It’s crucial to protect your head when you head outdoors
It's uncomfortable and hot. It messes up my hair. It isn't cool. I'm only going a short distance. I'm not going to fall, so I don't need one.
These are just a few of the reasons people give for not wearing a helmet while roller skating, inline skating, riding a bicycle, scooter or motorcycle, or engaging in other potentially risky outdoor activities.
But according to James Young, MD, a physical medicine and rehabilitation specialist at Rush University Medical Center and nationally recognized expert on traumatic brain injury, there are no valid excuses for not strapping on this vital piece of protective gear.
Trauma to the brain can occur as a result of an impact, which can cause a concussion or open skull fracture, or a jarring motion, such as a quick turn or sudden stop. Even seemingly mild head injuries, where you don't lose consciousness, can cause permanent behavioral and cognitive problems, such as memory loss, inability to concentrate, sleep disorders and, in some cases, permanent disability or death.
Studies have shown that wearing a helmet can reduce your risk of a serious brain injury and death because during a fall or collision, most of the impact energy is absorbed by the helmet, rather than your head and brain.
But just as important as wearing a helmet is wearing the right helmet. A helmet that doesn't fit properly or offer sufficient cushioning can give you a false sense of security while not actually providing the level of protection you need, Young says. He offers the following five tips to help you effectively safeguard your gray matter:
All helmets are not created equal.
There are, in fact, different helmets for different activities, and each type of helmet is designed to protect your head from the impact common to a particular activity or sport. You should always wear a helmet that is appropriate for the activity you’re involved in because other types of helmets may not protect you adequately.
"Some helmets can be worn for multiple activities, but don't assume," says Young. "Check the manufacturer's instructions for guidelines before buying a helmet."

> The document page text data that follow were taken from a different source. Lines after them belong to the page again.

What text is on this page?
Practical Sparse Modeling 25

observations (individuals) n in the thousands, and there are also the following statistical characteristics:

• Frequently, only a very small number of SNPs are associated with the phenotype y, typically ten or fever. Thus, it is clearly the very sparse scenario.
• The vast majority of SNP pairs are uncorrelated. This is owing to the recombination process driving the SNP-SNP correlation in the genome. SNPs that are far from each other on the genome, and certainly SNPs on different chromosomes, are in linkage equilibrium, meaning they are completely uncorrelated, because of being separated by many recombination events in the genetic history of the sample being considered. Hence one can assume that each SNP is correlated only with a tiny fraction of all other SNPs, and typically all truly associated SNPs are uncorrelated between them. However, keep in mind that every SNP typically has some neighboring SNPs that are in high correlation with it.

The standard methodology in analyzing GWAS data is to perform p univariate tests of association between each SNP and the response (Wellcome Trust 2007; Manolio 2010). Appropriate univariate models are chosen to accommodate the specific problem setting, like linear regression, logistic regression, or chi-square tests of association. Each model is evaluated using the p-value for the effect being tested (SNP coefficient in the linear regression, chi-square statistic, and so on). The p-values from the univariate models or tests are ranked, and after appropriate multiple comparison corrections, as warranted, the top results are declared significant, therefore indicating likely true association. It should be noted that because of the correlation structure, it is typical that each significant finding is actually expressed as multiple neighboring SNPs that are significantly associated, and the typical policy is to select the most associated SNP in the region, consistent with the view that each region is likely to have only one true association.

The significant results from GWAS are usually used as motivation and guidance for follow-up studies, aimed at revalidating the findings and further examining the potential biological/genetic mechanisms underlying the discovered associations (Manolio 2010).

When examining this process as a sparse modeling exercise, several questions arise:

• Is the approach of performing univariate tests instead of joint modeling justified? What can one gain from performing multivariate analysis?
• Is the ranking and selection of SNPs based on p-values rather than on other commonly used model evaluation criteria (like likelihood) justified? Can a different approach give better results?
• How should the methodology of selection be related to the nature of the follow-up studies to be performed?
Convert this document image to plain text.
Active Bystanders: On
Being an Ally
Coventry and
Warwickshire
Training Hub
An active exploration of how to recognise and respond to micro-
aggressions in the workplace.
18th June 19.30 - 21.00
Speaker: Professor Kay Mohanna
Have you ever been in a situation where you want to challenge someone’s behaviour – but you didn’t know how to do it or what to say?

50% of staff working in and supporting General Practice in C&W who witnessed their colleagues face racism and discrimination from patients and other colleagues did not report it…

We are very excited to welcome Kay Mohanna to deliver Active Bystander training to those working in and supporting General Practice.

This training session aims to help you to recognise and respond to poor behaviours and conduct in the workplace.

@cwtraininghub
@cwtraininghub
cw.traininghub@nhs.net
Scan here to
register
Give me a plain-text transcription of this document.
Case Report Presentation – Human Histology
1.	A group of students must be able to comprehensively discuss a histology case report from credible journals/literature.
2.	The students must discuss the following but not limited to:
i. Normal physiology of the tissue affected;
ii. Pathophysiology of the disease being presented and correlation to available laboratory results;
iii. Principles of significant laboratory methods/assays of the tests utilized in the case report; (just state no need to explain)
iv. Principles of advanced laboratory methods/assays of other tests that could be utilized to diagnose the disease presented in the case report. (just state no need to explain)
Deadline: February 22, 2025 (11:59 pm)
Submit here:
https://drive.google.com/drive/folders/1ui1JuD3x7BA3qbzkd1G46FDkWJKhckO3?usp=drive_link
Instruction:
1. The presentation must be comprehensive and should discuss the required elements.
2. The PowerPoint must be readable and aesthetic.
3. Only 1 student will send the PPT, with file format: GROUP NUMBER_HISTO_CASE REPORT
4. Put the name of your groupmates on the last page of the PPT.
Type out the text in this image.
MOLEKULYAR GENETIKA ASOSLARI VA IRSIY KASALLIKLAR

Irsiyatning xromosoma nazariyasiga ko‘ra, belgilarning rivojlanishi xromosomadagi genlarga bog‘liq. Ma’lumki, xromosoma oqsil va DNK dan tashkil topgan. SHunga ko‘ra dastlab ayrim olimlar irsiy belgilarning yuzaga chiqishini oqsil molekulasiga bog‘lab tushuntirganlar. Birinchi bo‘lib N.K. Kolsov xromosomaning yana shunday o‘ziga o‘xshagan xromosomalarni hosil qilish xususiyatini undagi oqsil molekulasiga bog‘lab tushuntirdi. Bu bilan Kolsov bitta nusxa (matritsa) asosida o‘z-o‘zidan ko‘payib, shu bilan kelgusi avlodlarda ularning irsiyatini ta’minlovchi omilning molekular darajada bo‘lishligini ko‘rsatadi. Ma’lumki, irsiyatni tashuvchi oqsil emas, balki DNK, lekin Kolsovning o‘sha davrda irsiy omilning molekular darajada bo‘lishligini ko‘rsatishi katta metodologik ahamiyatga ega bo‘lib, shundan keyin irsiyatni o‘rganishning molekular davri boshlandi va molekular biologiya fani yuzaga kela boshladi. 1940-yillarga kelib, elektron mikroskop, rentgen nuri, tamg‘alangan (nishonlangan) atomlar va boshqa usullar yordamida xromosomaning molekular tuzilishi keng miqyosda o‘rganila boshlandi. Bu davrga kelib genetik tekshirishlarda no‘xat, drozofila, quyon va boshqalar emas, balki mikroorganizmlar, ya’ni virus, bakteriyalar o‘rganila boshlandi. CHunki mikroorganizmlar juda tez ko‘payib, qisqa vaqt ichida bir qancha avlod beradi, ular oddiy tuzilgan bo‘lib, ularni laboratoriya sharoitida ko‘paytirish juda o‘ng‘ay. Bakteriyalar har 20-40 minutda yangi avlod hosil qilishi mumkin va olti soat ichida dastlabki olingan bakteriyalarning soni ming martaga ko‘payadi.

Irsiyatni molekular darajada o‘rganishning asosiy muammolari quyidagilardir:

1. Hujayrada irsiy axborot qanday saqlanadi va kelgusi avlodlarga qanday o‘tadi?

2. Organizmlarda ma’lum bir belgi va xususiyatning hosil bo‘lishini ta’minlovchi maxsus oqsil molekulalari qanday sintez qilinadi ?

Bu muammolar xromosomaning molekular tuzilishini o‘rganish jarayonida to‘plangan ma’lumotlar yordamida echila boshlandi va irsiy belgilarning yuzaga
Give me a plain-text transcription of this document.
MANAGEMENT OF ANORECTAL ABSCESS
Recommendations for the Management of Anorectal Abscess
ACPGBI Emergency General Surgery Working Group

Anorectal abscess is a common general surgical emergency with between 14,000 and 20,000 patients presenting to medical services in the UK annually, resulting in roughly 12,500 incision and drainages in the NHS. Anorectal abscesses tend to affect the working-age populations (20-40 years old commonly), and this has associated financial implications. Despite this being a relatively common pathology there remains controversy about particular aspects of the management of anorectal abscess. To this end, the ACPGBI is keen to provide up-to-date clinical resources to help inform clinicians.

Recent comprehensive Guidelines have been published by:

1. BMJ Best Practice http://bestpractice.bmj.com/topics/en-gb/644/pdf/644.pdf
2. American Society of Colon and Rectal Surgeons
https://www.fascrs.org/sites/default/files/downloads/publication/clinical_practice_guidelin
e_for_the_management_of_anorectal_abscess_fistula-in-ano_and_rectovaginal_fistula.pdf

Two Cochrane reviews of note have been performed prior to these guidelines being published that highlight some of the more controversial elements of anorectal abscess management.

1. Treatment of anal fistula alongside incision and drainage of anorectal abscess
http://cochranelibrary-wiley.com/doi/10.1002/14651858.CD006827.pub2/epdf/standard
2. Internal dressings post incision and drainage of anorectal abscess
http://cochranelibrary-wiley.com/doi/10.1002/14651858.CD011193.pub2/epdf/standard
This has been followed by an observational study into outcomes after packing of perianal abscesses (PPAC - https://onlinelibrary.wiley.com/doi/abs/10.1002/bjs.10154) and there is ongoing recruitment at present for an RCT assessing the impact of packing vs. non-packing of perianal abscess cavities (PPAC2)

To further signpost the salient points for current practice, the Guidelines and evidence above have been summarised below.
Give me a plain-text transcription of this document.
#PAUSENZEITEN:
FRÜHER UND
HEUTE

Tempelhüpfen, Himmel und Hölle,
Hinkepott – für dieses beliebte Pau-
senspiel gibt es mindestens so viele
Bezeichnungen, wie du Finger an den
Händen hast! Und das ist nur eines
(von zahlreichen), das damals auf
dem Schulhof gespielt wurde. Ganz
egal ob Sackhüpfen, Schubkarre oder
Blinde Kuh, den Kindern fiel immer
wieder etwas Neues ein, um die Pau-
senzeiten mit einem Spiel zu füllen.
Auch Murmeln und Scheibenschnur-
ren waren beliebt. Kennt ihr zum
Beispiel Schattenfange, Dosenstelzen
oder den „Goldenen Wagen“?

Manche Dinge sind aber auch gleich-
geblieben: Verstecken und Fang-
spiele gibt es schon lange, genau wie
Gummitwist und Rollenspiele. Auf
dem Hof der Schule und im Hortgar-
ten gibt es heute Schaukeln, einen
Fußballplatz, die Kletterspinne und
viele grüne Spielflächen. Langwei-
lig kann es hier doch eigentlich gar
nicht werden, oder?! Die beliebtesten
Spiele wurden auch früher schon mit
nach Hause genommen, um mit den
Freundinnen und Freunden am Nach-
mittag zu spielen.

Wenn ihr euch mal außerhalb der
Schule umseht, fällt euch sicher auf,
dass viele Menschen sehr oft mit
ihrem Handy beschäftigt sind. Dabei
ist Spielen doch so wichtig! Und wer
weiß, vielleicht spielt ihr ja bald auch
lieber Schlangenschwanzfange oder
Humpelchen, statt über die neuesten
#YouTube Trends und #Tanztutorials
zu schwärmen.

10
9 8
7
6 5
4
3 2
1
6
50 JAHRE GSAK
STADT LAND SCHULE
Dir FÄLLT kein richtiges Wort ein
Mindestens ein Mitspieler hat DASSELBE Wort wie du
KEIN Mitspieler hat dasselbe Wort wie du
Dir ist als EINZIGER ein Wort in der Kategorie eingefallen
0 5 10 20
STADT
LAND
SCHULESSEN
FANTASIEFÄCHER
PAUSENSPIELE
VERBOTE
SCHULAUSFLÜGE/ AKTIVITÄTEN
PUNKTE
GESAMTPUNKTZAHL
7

If the helmet doesn't fit, don't buy it.
To ensure optimal protection, your helmet should meet the following criteria:
- Feel comfortable but snug.
- Sit evenly on your head (not be tilted back on the top of the head or pulled too low over your forehead).
- Not move in any direction, back to front or side to side.
- Have a secure buckle to keep it from moving or falling off on either a first or second impact. So if you are riding your bike and collide with something (first impact), the helmet will still be firmly in place if you then fall onto the pavement (second impact).
- Be easy to adjust and fit properly without a lot of adjustments. And once adjustments have been made, they should stay put.
Kids have special helmet needs.
It can be especially challenging getting kids to always wear a helmet, Young says, so it's up to parents to set hard and fast rules.
"Be consistent and firm," he says. "Don't negotiate. Don't compromise. Don't give them a choice: Either they wear the helmet or they don't ride their bike, scooter, etc. That way, they know you take it seriously and they get used to doing it."
Parents should also lead by example and always wear their helmets.
As for the helmets themselves, while it's OK to purchase your child's clothes in a size larger than he or she wears, the same is not true of helmets; helmets should fit perfectly when you purchase them.
Test your children's sizing by having them try on a variety of helmets. When fastened and tightened, the helmet should not move from side to side or front to back, and your child's forehead should be properly covered to keep it protected.
Helmets for children or toddlers should also have a buckle that holds firm in a crash but releases after five seconds of steady pull to avoid potential strangulation. A child's helmet will usually fit for several years, and most models have removable fitting pads that can be replaced with thinner ones as the child's head grows.
Those guidelines apply to children who are at least 1 year old. According to the American Academy of Pediatrics, children under 1 year of age should not be on bicycles at all.
"It's simply not safe to take a baby on a bicycle," Young affirms. "Babies haven't developed sufficient bone mass and muscle tone to enable them to sit unsupported with their backs straight. And, just as important, their necks aren't strong enough to support the weight of even the lightest helmets. So even though baby-sized helmets are available, they are not advisable."
Helmets aren't forever.
Some helmets are manufactured to withstand one impact, while others are made to withstand multiple impacts.
Bicycle helmets are designed to protect against a single severe impact, such as a fall onto the pavement. The foam material in the helmet will crush to absorb the impact energy during a fall and can't protect you again from a subsequent impact. So even if there are no visible signs of damage, you must replace it.
Other helmets are designed to protect against multiple moderate impacts, including football and hockey helmets. However, you may still have to replace these helmets after one severe impact, particularly if the helmet has visible signs of damage, such as a cracked shell or a permanent dent.
A helmet is just part of the safety equation.
Just remember that while helmets are protective, they aren't perfect: You can sustain a head injury even if you always wear one.
That's why it’s important to further reduce your risk by exercising caution during recreational activities. Watch your speed; obey posted traffic signs and signals; and be mindful of cars, pedestrians, animals, uneven pavement and other impediments that may cause a collision or fall.